On September 7, AB 446 passed the California legislature. It makes minor improvements in the ability of new parties to qualify for party status.
On September 7, India Walton, Democratic nominee for Mayor of Buffalo, New York, filed a brief in Meadors v Erie County Board of Elections, 21-2137.
The brief can be seen here. It says that the U.S. Supreme Court upheld June petition deadlines in Jenness v Fortson, the 1971 decision that upheld the Georgia ballot access laws. But the deadline was not an issue in that case; the Socialist Workers Party, which filed that case, did not complain about the deadline. Justice John Paul Stevens established this in his dissent in Mandel v Bradley, a 1977 U.S. Supreme Court case that considered Maryland’s old March petition deadline, but which did not decide the issue; instead the case was remanded back to the lower courts for more fact-finding. In Mandel v Bradley, Justice Stevens wrote, “The question (of the June deadline) was neither raised nor decided by the Court in Jenness. Thus, that decision is not controlling on this point.”
The brief says the purpose of the New York May petition deadline is to stop “sore losers”. But in Anderson v Celebrezze, the 1983 U.S. Supreme Court decision that struck down Ohio’s March petition deadline, the candidate who had filed the case, John B. Anderson, independent presidential candidate in 1980, was also a “sore loser”. The Anderson decision says that early deadlines cannot be used to block “sore losers”. If a state wants to block “sore losers”, it can do so with a law that applies specifically to that issue. But it can’t just depend on early deadlines to block sore losers, because an early deadline blocks many other candidates who are not sore losers.
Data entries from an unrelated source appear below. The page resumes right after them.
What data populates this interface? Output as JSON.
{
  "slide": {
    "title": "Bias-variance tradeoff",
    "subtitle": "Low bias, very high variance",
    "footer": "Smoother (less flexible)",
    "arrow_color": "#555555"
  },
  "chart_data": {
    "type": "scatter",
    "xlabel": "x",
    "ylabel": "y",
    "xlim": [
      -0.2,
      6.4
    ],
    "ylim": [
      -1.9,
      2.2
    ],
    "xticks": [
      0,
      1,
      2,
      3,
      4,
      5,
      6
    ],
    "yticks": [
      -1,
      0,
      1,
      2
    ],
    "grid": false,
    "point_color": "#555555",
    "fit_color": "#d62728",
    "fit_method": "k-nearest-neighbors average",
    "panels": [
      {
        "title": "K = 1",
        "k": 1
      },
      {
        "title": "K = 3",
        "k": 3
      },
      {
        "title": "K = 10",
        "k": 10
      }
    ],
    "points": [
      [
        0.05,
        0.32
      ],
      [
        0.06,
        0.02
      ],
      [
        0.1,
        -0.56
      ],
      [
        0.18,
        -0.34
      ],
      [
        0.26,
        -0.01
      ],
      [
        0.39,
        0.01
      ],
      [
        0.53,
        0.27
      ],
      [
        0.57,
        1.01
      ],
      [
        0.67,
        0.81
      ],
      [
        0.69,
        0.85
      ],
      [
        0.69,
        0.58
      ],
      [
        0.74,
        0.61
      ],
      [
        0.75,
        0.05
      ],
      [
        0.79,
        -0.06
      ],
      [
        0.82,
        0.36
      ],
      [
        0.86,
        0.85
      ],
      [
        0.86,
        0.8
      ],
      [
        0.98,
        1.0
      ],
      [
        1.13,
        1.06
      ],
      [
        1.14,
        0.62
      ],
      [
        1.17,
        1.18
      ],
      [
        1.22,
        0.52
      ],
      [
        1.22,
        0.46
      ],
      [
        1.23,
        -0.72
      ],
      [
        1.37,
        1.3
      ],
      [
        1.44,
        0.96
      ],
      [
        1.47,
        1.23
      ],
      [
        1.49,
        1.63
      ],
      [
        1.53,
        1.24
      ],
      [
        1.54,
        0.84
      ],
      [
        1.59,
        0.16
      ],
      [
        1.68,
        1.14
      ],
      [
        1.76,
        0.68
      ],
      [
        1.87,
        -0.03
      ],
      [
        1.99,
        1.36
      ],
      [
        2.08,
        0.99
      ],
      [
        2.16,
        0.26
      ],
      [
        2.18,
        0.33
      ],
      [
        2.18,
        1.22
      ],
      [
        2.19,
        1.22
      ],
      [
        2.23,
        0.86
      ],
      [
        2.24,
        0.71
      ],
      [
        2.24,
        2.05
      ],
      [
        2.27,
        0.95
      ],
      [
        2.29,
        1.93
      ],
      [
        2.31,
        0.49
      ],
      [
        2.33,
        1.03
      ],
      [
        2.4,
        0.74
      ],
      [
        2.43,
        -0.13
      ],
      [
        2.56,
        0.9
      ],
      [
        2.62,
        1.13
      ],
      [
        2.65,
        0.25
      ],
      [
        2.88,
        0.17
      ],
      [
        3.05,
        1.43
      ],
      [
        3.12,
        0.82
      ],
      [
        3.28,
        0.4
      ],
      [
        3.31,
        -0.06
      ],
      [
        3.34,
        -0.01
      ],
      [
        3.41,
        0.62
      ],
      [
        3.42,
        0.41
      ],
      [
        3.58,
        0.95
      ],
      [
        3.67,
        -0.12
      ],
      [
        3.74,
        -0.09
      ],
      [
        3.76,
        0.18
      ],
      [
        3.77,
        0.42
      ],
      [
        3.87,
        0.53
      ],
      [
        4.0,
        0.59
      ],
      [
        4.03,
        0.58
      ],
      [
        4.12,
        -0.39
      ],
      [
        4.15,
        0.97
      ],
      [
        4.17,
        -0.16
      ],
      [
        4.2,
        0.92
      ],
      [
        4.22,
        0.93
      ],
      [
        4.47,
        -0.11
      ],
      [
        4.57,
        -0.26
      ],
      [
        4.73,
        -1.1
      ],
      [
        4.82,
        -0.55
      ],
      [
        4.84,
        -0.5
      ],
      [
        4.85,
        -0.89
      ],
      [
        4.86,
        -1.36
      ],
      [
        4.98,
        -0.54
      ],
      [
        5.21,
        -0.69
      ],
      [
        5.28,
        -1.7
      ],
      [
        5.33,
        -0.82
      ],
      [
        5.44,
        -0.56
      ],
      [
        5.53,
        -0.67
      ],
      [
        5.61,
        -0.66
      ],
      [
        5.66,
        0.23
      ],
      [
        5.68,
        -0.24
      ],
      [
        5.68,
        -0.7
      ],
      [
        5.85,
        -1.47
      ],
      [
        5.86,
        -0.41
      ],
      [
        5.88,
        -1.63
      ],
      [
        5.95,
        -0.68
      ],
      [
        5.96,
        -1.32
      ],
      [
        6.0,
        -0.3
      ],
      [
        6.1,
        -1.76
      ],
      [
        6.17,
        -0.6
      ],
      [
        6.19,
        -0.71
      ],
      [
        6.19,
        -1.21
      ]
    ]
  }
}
The decision says there is a “mountain of precedent” that independent candidate petition deadlines can be earlier than primary day, but it doesn’t cite a single such precedent, except for Stevenson v Illinois State Board of Elections. The brief fails to say that the Stevenson precedent was reversed by a later decision of the Seventh Circuit, Lee v Keith. The brief also cites McLain v Meier (1988), and Rainbow Coalition of Oklahoma v Oklahoma State Election Board, but neither of those cases involved independent candidates. Instead they concerned petitions to create a new party, and in both states (North Dakota and Oklahoma) the law required new parties to nominate by primary, so the courts upheld those deadlines so as to give the new party its own primary. The brief inaccurately says the Oklahoma case is about the “independent filing deadline”.
Other precedents relied on by the brief concerned petition deadlines that were on primary day, or the day before the primary. But the New York deadline is a month before the primary.
The brief says the New York deadline should be upheld because some independent candidates other than Mayor Byron Brown succeeded in getting on the ballot this year. But that is no defense, because in Anderson v Celebrezze, that was also true. The Anderson decision, footnote 12, notes that five presidential candidates managed to meet the Ohio deadline in 1980, but that didn’t save the Ohio deadline from being struck down.
The brief says New York’s ballot access is “quite liberal” because the state lets primary voters sign for an independent. But that is true for all states, except Texas (Minnesota has language on its petition saying the signer doesn’t intend to vote in the primary for that particular office, but the law has no teeth because no one can know if a signer voted for any particular office in the primary, due to the secret ballot).
On September 2, Jason Gonzales, an Illinois candidate for the legislature in 2016, asked the U.S. Supreme Court to hear his case. Gonzales v Madigan, 21-352. Here is the cert petition. The case began when incumbent Illinois representative Michael Madigan recruited two candidates to run in the Democratic primary. Both candidates had Hispanic surnames. Madigan was already facing Jason Gonzales and the district was majority-Hispanic. Gonzales sued, presenting evidence that the two candidates recruited by Madigan were not bona fide candidates, but were merely brought into the primary to split the Hispanic vote. The Seventh Circuit in 1974 had ruled that bringing sham candidates into an election can violate the U.S. Constitution.
Gonazles lost in the U.S. District Court and the Seventh Circuit, despite the 1974 precedent. Illinois is in the Seventh Circuit.
On September 7, the Erie County, New York, Board of Elections filed a notice of appeal in Meadors v Erie County Board of Elections, the case over the May petition deadline in New York state. Oddly, though, the Board voted not to appeal the state court decision that also enjoined the deadline.
On July 30, the Ninth Circuit struck down Alaska’s $500 campaign contribution limit in Thompson v Hebdon, 17-35019. On August 20, the court asked both sides to file briefs on whether the case should receive a hearing en banc. The briefs are due September 10. Thanks to the Institute for Free Speech for this news. The original decision on July 30 had been 2-1.
This case is very old. Originally the Ninth Circuit had upheld the limit, and then the U.S. Supreme Court had sent the case back to the Ninth Circuit with instructions to rehear it. Another issue in the case is the Alaska law that says candidates may only receive a small amount of donations from individuals who live outside Alaska.